The gut microbiota not only influence the maturation and development of the host immune system but also influence host metabolic homeostasis by cross-communication via microbial metabolites or cometabolites. In this study, a significantly perturbed metabolism was observed in the fecal extracts of CIA mice. For example, tryptophan metabolism plays an important role in microbiota-host crosstalk in health and disease [27]. In the present study, reduced tryptophan and elevated indole-3-acetic acid in the CIA group demonstrated that tryptophan metabolism was enhanced in mice with arthritis. Indole-3-acetic acid, the metabolite of tryptophan in the gut, is a ligand for AhR (aryl hydrocarbon receptor), which regulates the immune response and intestinal homeostasis [27, 28]. Kaempferol treatment efficiently reversed the tryptophan metabolism, decreased the indole-3-acetic acid level and increased the tryptophan level, which further suggests that kaempferol modulates the gut flora.

Glucose, fructose, and the key intermediate of the citric acid cycle α-ketoglutaric acid are important factors that regulate T cell activation [29] and differentiation [30]. Treatment with kaempferol efficiently reduced the levels of fructose, glucose, and α-ketoglutaric acid in the gut, suggesting that kaempferol may modulate energy metabolism and affect T cell properties. In contrast to the upregulated serum fatty acid levels in CIA rats in a previous study [31], the levels of many fatty acids, such as palmitoleic acid, palmitic acid, linoleic acid, and oleic acid, were significantly decreased in the feces of CIA mice. However, kaempferol reversed the decreased levels of these fatty acids, indicating the modulation of the gut flora and the turnover of intestinal lipids.
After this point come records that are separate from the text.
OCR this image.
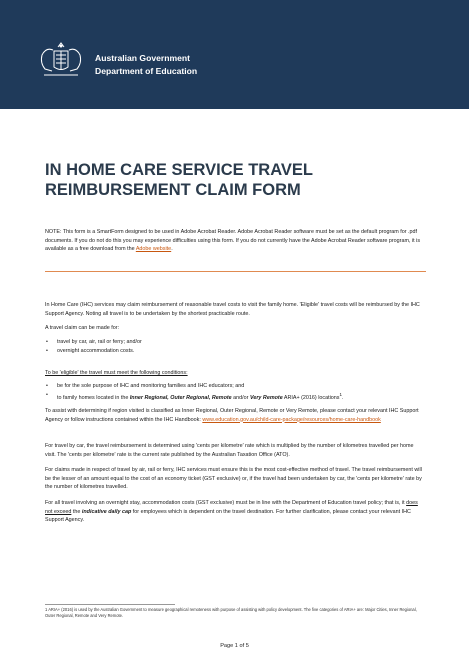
Australian Government
Department of Education
IN HOME CARE SERVICE TRAVEL
REIMBURSEMENT CLAIM FORM

NOTE: This form is a SmartForm designed to be used in Adobe Acrobat Reader. Adobe Acrobat Reader software must be set as the default program for .pdf documents. If you do not do this you may experience difficulties using this form. If you do not currently have the Adobe Acrobat Reader software program, it is available as a free download from the Adobe website.

In Home Care (IHC) services may claim reimbursement of reasonable travel costs to visit the family home. 'Eligible' travel costs will be reimbursed by the IHC Support Agency. Noting all travel is to be undertaken by the shortest practicable route.

A travel claim can be made for:

• travel by car, air, rail or ferry; and/or
• overnight accommodation costs.

To be 'eligible' the travel must meet the following conditions:

• be for the sole purpose of IHC and monitoring families and IHC educators; and
• to family homes located in the Inner Regional, Outer Regional, Remote and/or Very Remote ARIA+ (2016) locations$^1$.

To assist with determining if region visited is classified as Inner Regional, Outer Regional, Remote or Very Remote, please contact your relevant IHC Support Agency or follow instructions contained within the IHC Handbook: www.education.gov.au/child-care-package/resources/home-care-handbook

For travel by car, the travel reimbursement is determined using 'cents per kilometre' rate which is multiplied by the number of kilometres travelled per home visit. The 'cents per kilometre' rate is the current rate published by the Australian Taxation Office (ATO).

For claims made in respect of travel by air, rail or ferry, IHC services must ensure this is the most cost-effective method of travel. The travel reimbursement will be the lesser of an amount equal to the cost of an economy ticket (GST exclusive) or, if the travel had been undertaken by car, the 'cents per kilometre' rate by the number of kilometres travelled.

For all travel involving an overnight stay, accommodation costs (GST exclusive) must be in line with the Department of Education travel policy; that is, it does not exceed the indicative daily cap for employees which is dependent on the travel destination. For further clarification, please contact your relevant IHC Support Agency.

1 ARIA+ (2016) is used by the Australian Government to measure geographical remoteness with purpose of assisting with policy development. The five categories of ARIA+ are: Major Cities, Inner Regional, Outer Regional, Remote and Very Remote.

Page 1 of 5
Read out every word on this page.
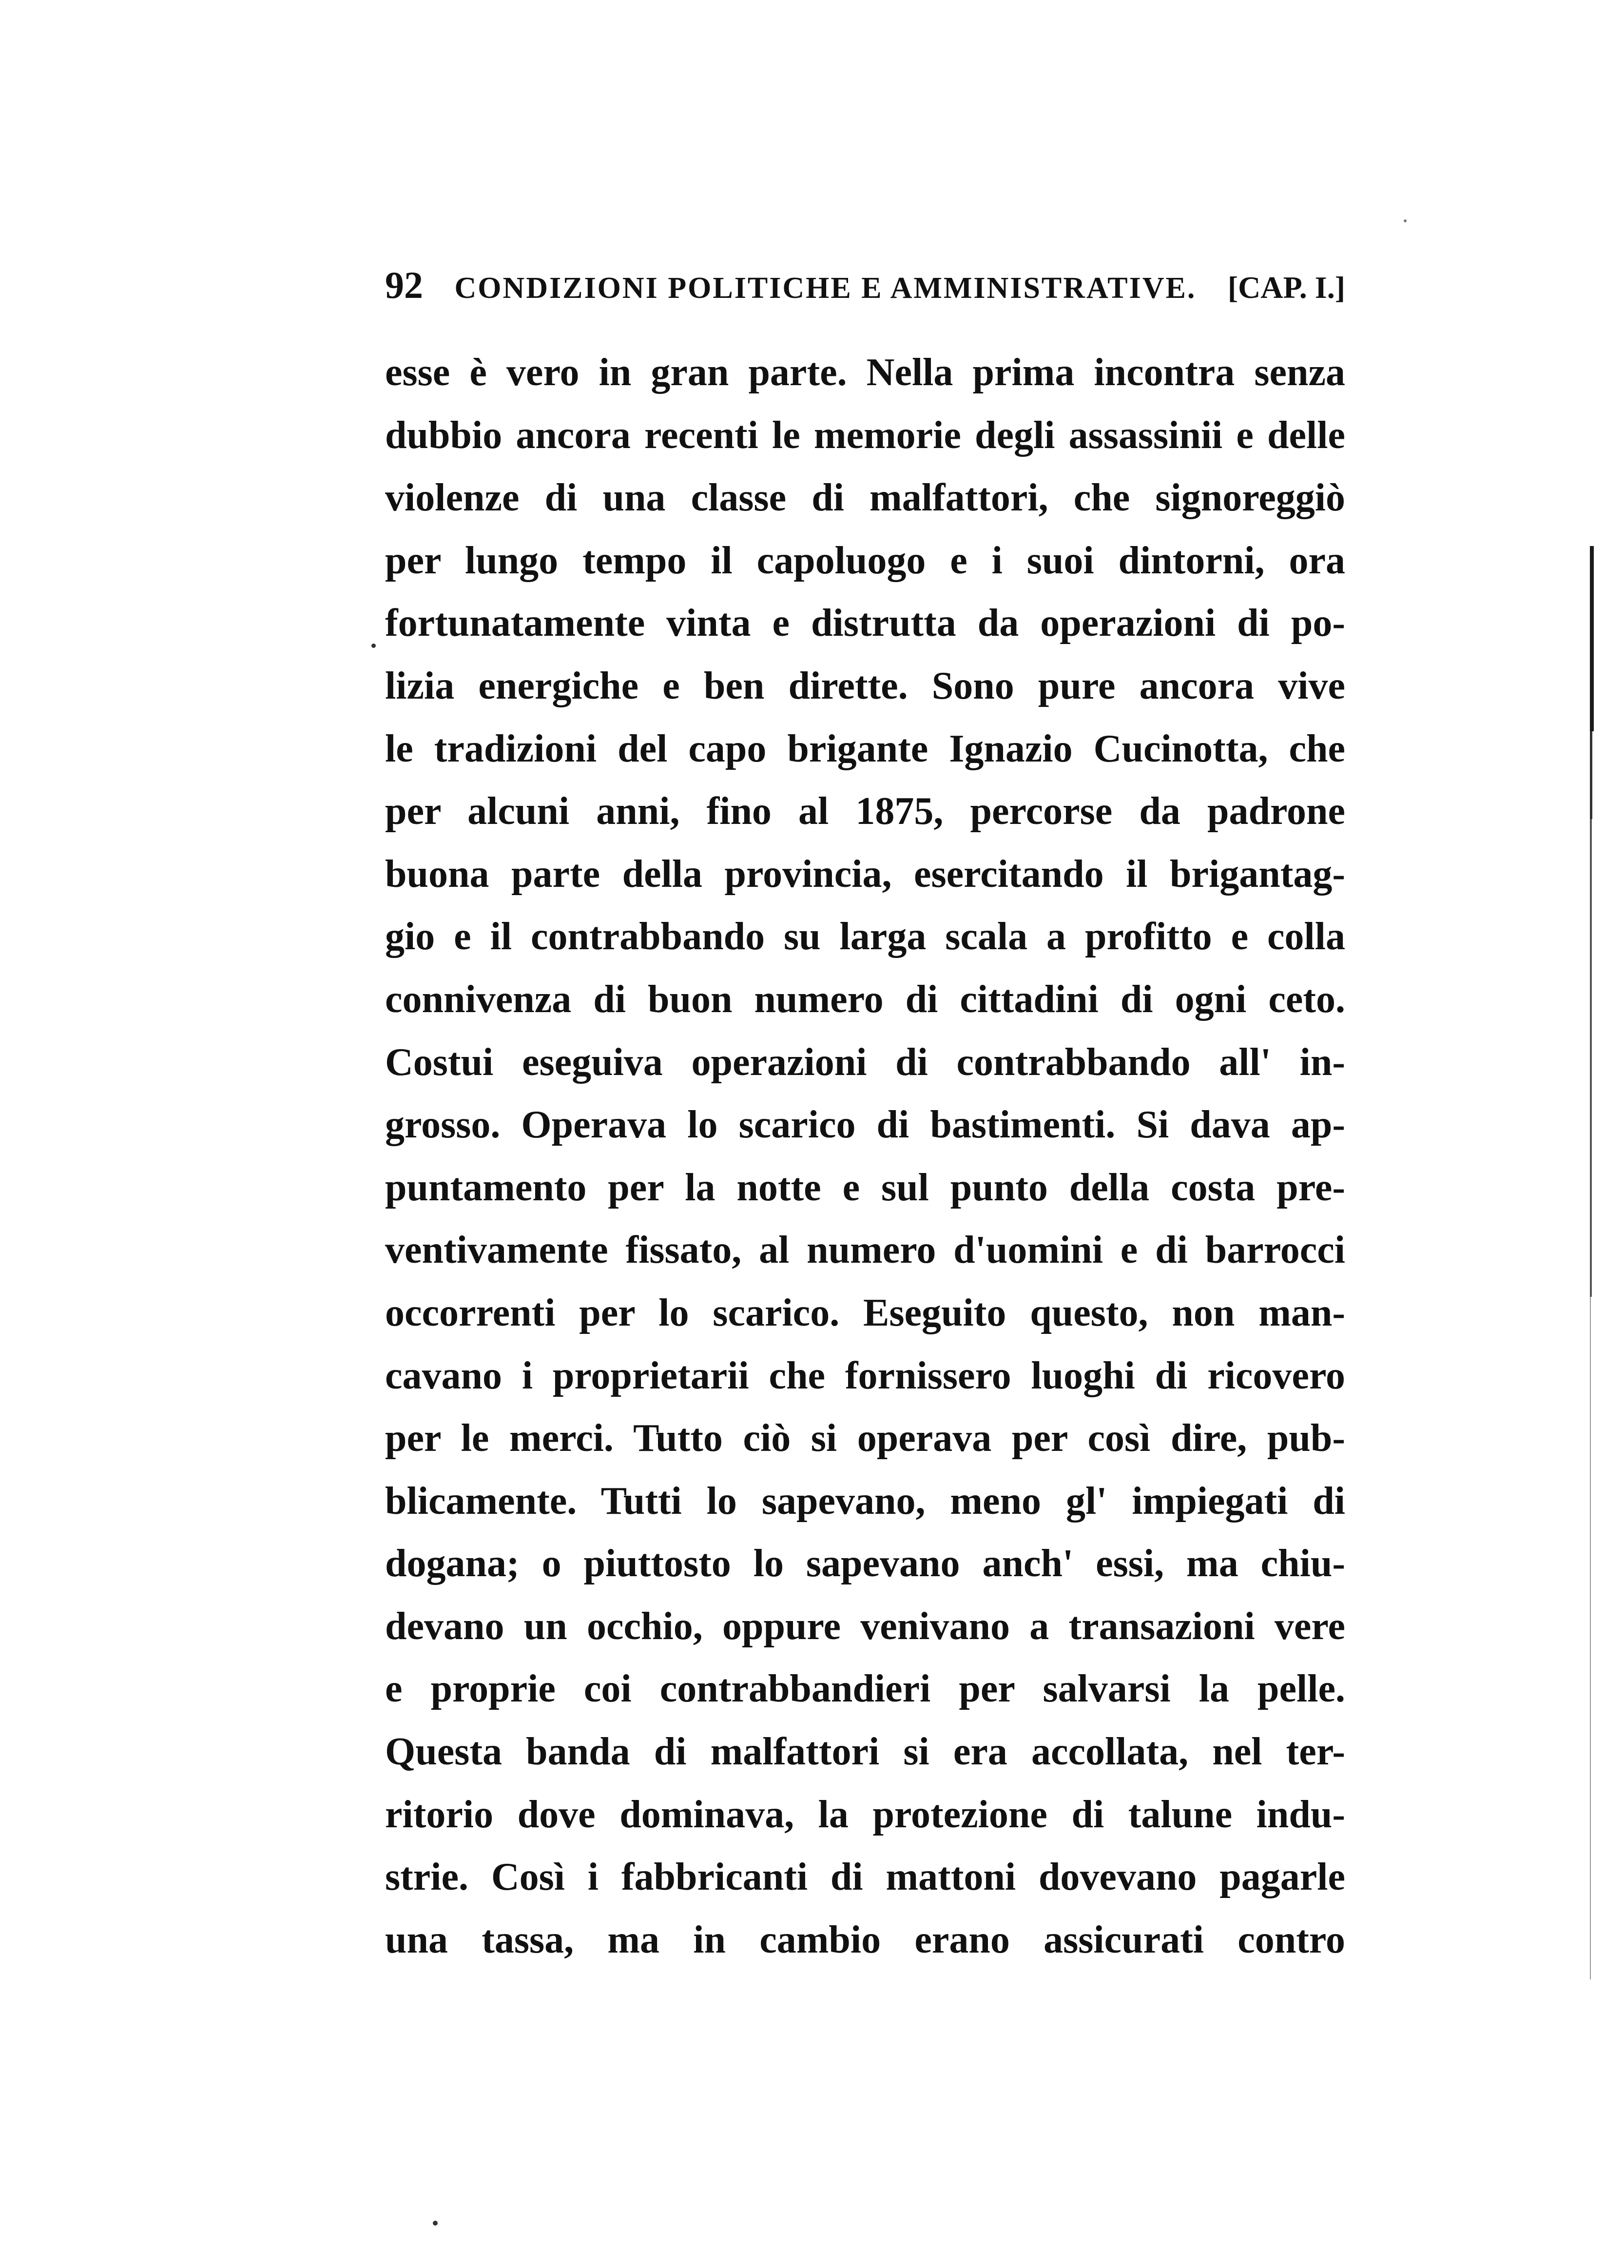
92 CONDIZIONI POLITICHE E AMMINISTRATIVE. [CAP. I.]
esse è vero in gran parte. Nella prima incontra senza
dubbio ancora recenti le memorie degli assassinii e delle
violenze di una classe di malfattori, che signoreggiò
per lungo tempo il capoluogo e i suoi dintorni, ora
fortunatamente vinta e distrutta da operazioni di po-
lizia energiche e ben dirette. Sono pure ancora vive
le tradizioni del capo brigante Ignazio Cucinotta, che
per alcuni anni, fino al 1875, percorse da padrone
buona parte della provincia, esercitando il brigantag-
gio e il contrabbando su larga scala a profitto e colla
connivenza di buon numero di cittadini di ogni ceto.
Costui eseguiva operazioni di contrabbando all' in-
grosso. Operava lo scarico di bastimenti. Si dava ap-
puntamento per la notte e sul punto della costa pre-
ventivamente fissato, al numero d'uomini e di barrocci
occorrenti per lo scarico. Eseguito questo, non man-
cavano i proprietarii che fornissero luoghi di ricovero
per le merci. Tutto ciò si operava per così dire, pub-
blicamente. Tutti lo sapevano, meno gl' impiegati di
dogana; o piuttosto lo sapevano anch' essi, ma chiu-
devano un occhio, oppure venivano a transazioni vere
e proprie coi contrabbandieri per salvarsi la pelle.
Questa banda di malfattori si era accollata, nel ter-
ritorio dove dominava, la protezione di talune indu-
strie. Così i fabbricanti di mattoni dovevano pagarle
una tassa, ma in cambio erano assicurati contro
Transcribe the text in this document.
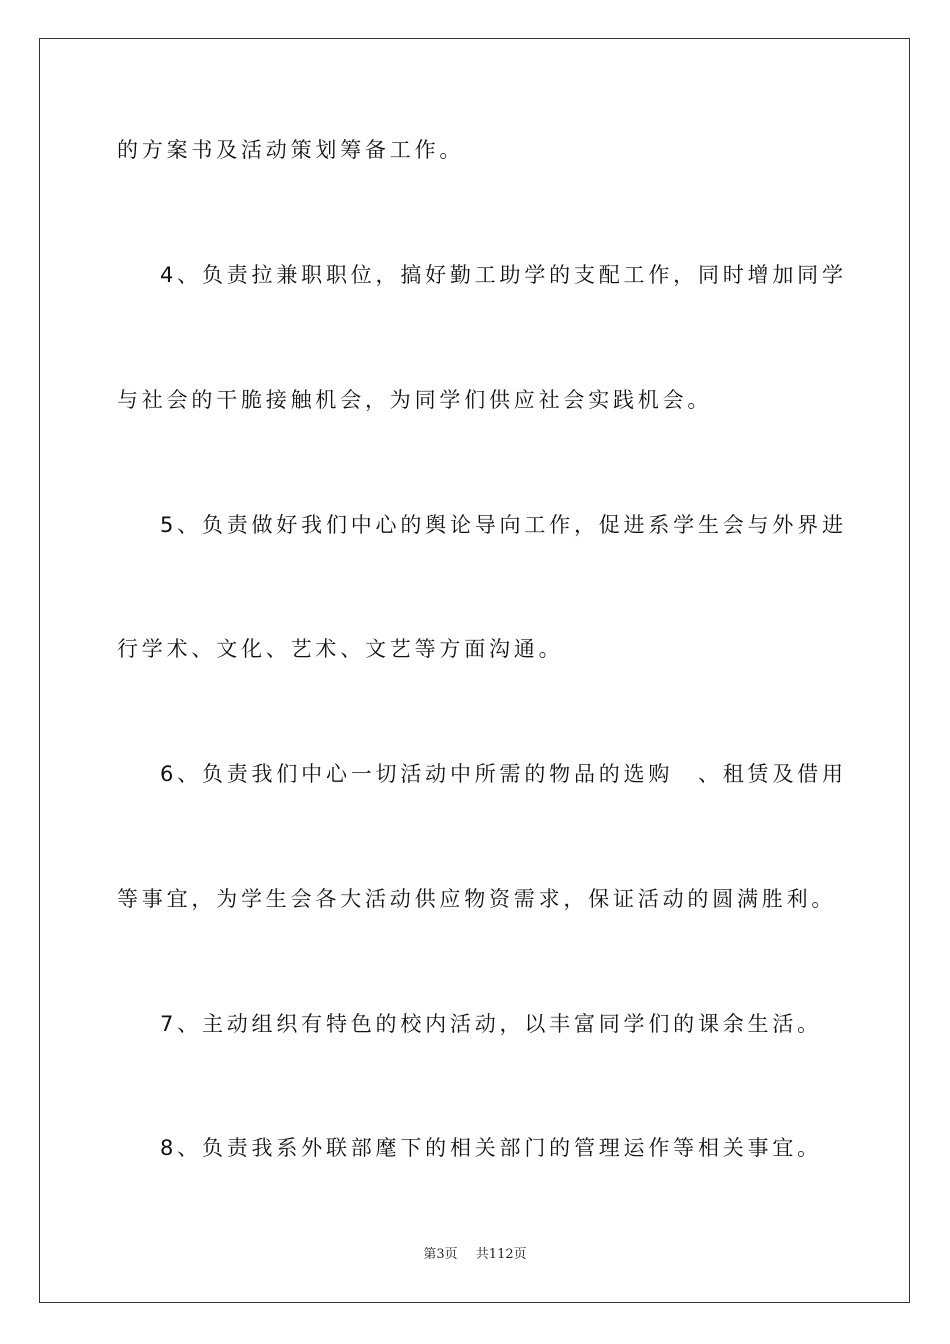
的方案书及活动策划筹备工作。
4、负责拉兼职职位，搞好勤工助学的支配工作，同时增加同学
与社会的干脆接触机会，为同学们供应社会实践机会。
5、负责做好我们中心的舆论导向工作，促进系学生会与外界进
行学术、文化、艺术、文艺等方面沟通。
6、负责我们中心一切活动中所需的物品的选购　、租赁及借用
等事宜，为学生会各大活动供应物资需求，保证活动的圆满胜利。
7、主动组织有特色的校内活动，以丰富同学们的课余生活。
8、负责我系外联部麾下的相关部门的管理运作等相关事宜。
第3页 共112页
Bile acids are closely associated with immune inflammation [32, 33]. In addition, their metabolism and turnover exclusively involves the gut microbiota. In addition, primary bile acids are transformed into secondary bile acids by the means of the gut flora. Arthritis significantly increases the levels of cholic acid (DC) and deoxycholic acid (DOCA) and decreases the level of glycocholic acid (GCA). DOCA is a secondary bile acid predominantly metabolized by the intestinal microbiota, and a previous study reported that DOCA induces severe inflammation [34]. Treatment with kaempferol decreased the DOCA level and had little effect on DC and GCA levels, again indicating that kaempferol exerts anti-arthritis effects by modulating the gut microbiota.

Conclusion

Intraperitoneal injection achieves high plasma levels of kaempferol and its primary metabolite, yet marginal effects are observed. Orally administered kaempferol has relatively low bioavailability and in vivo exposure, yet it shows distinct anti-arthritis activity. The high level of kaempferol in the gut after oral administration reshapes the intestinal microbial community and modulates the microbiota-mediated metabolism of tryptophan, fatty acids and secondary bile acids and energy production, which may contribute to the effectiveness of kaempferol in RA.